Many people, unless they are members of an SoC’s physical design team themselves, assume that third-party IP blocks are delivered with a high-level pre-defined form-factor (“This block to be implemented as a rectangle with a 2:1 aspect ratio,” sort of thing). In fact, this is not necessarily the case. Stelios told me about one design team who wished to implement their PCIe controller in a much longer and thinner form-factor than usual because this was “all the space they had left.”
You may also be assuming that DSO.ai does little more than move the IP blocks around like pieces on a chess board (which itself is a non-trivial task). Well, DSO.ai does do this, but it also moves elements around within the IP blocks themselves.
One more assumption you may be making is that most IP blocks are square or rectangular. In fact, you can expect to meet a weird and wonderful collection of rectilinear shapes. That is, shapes all of whose sides meet at right angles. The easiest way to visualize this is like trying to build an SoC using IPs shaped like pieces in a game of Tetris.
The bottom line is that, even if your new SoC design boasts hundreds of tried and tested IP blocks, every new physical layout is going to provide a new and exciting adventure. As compared to your previous designs, the floor plan you’re working with will be unique, your constraints will be different, the target node and the flavor of that node are generally going to be different, and the process development kit (PDK) is going to be different. All of this provides almost unbounded scope for DSO.ai to work with.
Things are already exciting, but it’s important to note that we are still barely dipping our toes in the AI-enabled waters. For example, DSO.ai currently takes over after the system architects have defined the SoC and the front-end designers have created its logical implementation. At some stage in the not-so-distant future, DSO.ai or its successors will start to come into play much earlier in the development process.

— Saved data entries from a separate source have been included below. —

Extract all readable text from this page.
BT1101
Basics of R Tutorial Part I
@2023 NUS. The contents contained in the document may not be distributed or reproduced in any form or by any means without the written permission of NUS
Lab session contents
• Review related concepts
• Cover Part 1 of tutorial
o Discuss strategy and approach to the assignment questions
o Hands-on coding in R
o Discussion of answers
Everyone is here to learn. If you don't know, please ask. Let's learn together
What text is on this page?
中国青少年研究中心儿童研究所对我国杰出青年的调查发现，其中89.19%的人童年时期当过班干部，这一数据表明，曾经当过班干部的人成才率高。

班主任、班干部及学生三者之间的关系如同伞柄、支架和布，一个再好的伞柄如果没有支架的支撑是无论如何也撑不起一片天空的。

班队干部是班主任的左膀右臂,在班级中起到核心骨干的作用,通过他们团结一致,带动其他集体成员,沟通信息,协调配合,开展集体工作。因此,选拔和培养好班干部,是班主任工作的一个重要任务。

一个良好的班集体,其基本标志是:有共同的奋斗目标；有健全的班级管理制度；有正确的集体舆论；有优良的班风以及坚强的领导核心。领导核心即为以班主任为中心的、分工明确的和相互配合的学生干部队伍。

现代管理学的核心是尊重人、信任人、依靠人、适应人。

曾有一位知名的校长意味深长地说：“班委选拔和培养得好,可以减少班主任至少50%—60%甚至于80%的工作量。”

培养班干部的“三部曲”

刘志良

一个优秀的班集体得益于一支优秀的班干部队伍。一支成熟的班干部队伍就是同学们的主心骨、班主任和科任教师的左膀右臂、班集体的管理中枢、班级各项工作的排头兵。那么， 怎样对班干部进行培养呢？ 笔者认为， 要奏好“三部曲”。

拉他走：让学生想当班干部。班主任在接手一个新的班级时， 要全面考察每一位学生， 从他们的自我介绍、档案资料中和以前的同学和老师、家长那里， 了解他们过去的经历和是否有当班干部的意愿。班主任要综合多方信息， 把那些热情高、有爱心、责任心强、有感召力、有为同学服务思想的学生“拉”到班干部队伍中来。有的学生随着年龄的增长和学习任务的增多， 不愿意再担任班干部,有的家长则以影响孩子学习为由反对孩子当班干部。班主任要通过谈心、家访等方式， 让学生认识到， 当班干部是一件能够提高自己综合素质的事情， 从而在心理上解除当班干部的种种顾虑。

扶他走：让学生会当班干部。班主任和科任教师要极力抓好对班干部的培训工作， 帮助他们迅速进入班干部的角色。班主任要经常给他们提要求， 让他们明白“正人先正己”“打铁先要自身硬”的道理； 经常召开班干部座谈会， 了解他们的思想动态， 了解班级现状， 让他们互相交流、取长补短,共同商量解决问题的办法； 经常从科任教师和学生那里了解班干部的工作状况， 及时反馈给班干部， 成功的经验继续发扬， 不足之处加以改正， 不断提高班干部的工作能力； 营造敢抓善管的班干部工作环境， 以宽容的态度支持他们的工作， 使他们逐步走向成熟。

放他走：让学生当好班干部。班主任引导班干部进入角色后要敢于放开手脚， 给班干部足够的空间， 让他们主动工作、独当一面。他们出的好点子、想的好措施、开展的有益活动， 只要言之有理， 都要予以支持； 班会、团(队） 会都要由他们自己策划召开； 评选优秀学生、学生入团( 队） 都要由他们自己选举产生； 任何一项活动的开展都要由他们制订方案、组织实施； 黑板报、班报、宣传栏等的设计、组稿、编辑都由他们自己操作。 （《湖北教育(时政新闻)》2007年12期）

Similarly, when we were talking about IP blocks shaped like the pieces in a game of Tetris earlier, these shapes are currently defined by humans. I don’t think it will be long, however, before tools like DSO.ai start to vary the shapes with which they are working, eventually escaping the bounds of rectilinear forms completely.
I’ve said it before, and I’ll say it again, we certainly do live in interesting times (we can but hope that things don’t become too interesting). How about you? Do you have any thoughts you’d care to share on any of this?
Several year ago we crossed some emails. In a comment you mentioned a chap for whom a logic design, e.g. the gates, popped-up in variouse colors. Such persons are called synaethists. But you had forgotten his name and there was no chance for me to get in contact with him.
If we now try to understand DSO.ai, for this AI tool the optimum design poppes-up like for a synaethists. The precise term is salience, so it should be named salience design system. Synopsis implemented therefore a salience algorithm. There are people around which have been born with exact this capability.
Oooh — you may have just named a future generation of their tool!!!